In the audit report road volume capacity is expressed in units of cars, while rail measures are personal travel hours.
It would be possible to provide more direct comparisons for both road and rail; seats per hour, seat occupancy per hour, and personal travel hours.
It would be helpful for the audit to provide evidence of vehicle loading; car occupancy (how many people in a car); truck loading (average load in weight or volume as a percentage of maximum permissible); train loading (how many people on a train).
This would facilitate a discussion about the impact of vehicle utilisation on infrastructure ‘needs’. Included in this discussion might be design of infrastructure to encourage increased vehicle occupancy; by priority lanes to be used with cars carrying more than say two people.
The report acknowledges omission of rail delays, arguing they are relatively small. Perhaps so, but timetables (which are the rail infrastructure’s output) aim to keep delays low; by trains that are slower and less frequent than theoretically possible. The effects can be very large, not only within rail but also on road traffic for reasons outlined in previous Infrastructure Australia reports. These effects also could be included.
Annex C: Greater clarity of future capacity augmentation of roads Overview The tables used to show road congestion, at present and projected, do not directly show whether road, or rail, augmentation is mitigating congestion by reducing volume / capacity ratios.
Presentation The tables used to show road congestion could easily be amended such as below.
Corridor
Road / rail 2011
Assumed projects that augment capacity
Change in road volume / capacity to 2031;
Change in road volume / capacity; if road pricing
Parramatta-Hornsby
Pennant Hills Rd / no rail
Northconnex / nil
96%-94% = 2%
?
Other The above table assumes Northconnex is included in the modelling of projected traffic; this may or may not be the case. The purpose of the example table is to clarify, easily for the reader, what in fact is the case.
Making this easily clear is important for two reasons that can be seen from the above table:
1. If Northconnex is included, then proponents and the public do not need to waste time preparing or commenting on that project proposal;
2. The contribution of the project to resolving a (congestion) ‘problem’ is clearly seen.
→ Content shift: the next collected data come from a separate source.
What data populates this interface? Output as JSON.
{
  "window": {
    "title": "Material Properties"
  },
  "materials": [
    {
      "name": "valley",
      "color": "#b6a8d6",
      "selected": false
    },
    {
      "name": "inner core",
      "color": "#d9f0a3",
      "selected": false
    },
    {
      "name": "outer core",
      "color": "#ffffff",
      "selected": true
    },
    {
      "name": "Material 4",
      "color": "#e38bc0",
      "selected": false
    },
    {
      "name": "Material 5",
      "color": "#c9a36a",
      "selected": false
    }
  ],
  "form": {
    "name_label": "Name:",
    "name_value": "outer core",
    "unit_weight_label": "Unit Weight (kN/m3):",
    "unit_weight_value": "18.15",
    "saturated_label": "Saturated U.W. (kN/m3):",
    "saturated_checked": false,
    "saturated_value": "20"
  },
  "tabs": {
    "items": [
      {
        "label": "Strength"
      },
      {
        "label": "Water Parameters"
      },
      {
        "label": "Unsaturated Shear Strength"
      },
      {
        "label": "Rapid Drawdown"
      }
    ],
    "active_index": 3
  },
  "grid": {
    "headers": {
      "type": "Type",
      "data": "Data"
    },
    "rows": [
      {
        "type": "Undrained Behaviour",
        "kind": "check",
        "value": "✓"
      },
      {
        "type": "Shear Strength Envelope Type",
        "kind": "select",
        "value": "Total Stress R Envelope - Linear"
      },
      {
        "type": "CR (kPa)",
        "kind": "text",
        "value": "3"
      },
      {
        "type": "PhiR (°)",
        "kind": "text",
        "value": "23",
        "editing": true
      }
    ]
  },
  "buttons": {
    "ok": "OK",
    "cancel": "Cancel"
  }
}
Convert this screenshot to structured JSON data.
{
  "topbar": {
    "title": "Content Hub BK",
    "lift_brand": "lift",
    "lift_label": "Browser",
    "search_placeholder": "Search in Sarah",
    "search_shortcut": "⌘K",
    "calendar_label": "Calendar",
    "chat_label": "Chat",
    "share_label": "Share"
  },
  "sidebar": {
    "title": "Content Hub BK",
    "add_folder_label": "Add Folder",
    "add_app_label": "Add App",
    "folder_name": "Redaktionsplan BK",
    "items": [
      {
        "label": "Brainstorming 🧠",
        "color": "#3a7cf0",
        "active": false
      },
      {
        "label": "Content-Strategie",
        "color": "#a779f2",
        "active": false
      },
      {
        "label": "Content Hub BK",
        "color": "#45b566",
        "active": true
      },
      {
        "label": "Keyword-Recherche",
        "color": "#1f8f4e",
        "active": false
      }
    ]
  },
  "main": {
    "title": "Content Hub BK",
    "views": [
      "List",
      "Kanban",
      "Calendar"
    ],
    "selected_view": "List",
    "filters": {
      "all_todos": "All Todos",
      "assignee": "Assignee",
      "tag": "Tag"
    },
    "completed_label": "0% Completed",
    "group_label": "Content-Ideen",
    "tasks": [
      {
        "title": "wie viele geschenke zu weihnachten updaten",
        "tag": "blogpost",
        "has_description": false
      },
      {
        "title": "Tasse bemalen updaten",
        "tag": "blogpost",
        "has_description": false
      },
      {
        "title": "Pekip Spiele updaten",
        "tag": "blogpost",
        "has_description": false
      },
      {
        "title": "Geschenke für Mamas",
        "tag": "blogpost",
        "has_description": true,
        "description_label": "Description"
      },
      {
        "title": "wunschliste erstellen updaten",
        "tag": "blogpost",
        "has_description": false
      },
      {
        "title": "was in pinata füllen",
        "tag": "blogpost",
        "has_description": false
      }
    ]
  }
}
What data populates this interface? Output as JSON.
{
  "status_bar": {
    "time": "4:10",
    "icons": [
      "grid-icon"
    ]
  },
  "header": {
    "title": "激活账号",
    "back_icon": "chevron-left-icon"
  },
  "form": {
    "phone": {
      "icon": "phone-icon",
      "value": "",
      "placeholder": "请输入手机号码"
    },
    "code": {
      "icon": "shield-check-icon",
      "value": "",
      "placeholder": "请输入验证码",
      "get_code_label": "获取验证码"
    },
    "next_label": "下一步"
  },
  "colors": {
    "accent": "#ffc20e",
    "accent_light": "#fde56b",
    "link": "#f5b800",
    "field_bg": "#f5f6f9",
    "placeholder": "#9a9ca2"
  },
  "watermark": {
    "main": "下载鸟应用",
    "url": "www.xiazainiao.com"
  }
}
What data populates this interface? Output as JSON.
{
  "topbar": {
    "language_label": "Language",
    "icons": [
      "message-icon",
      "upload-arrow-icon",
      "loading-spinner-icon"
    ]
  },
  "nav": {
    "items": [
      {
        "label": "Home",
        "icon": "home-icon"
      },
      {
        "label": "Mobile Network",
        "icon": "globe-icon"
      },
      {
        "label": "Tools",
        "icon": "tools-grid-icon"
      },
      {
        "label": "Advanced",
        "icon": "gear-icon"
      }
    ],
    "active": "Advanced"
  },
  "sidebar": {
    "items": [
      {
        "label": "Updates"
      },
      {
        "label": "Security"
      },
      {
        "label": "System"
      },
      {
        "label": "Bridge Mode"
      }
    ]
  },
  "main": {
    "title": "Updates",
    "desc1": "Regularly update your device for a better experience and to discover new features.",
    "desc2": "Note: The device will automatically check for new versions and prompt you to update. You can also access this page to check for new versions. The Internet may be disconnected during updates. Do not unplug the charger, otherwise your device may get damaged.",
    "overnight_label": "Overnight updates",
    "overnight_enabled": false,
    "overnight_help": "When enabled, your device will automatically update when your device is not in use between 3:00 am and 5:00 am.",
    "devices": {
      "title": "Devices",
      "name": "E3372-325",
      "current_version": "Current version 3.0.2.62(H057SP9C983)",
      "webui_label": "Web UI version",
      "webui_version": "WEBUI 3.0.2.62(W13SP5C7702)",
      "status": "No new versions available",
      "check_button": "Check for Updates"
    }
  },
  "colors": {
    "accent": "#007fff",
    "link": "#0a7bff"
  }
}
On the above assumptions (which to reiterate, may be wrong) the project has not substantially altered volume / capacity and at best is expected to be a temporary answer to congestion on this corridor.
The reason volume / capacity is used in the above example is that it most clearly illustrates the point.
There are alternative measures such as delay cost per lane km. The report tables do not clearly indicate whether these are expressed in constant 2011$ or $ of the day. Assuming the latter, costs of congestion increase faster than actual congestion i.e. the increase in congestion to 2031 is not as dramatic as first seems.
Similarly, the $53 billion figure, if accepted, would need to be substantially reduced to make it comparable to today; at ‘inflation’ of 4% pa $53billion in 2031 equates with $28billion today; a large number nonetheless.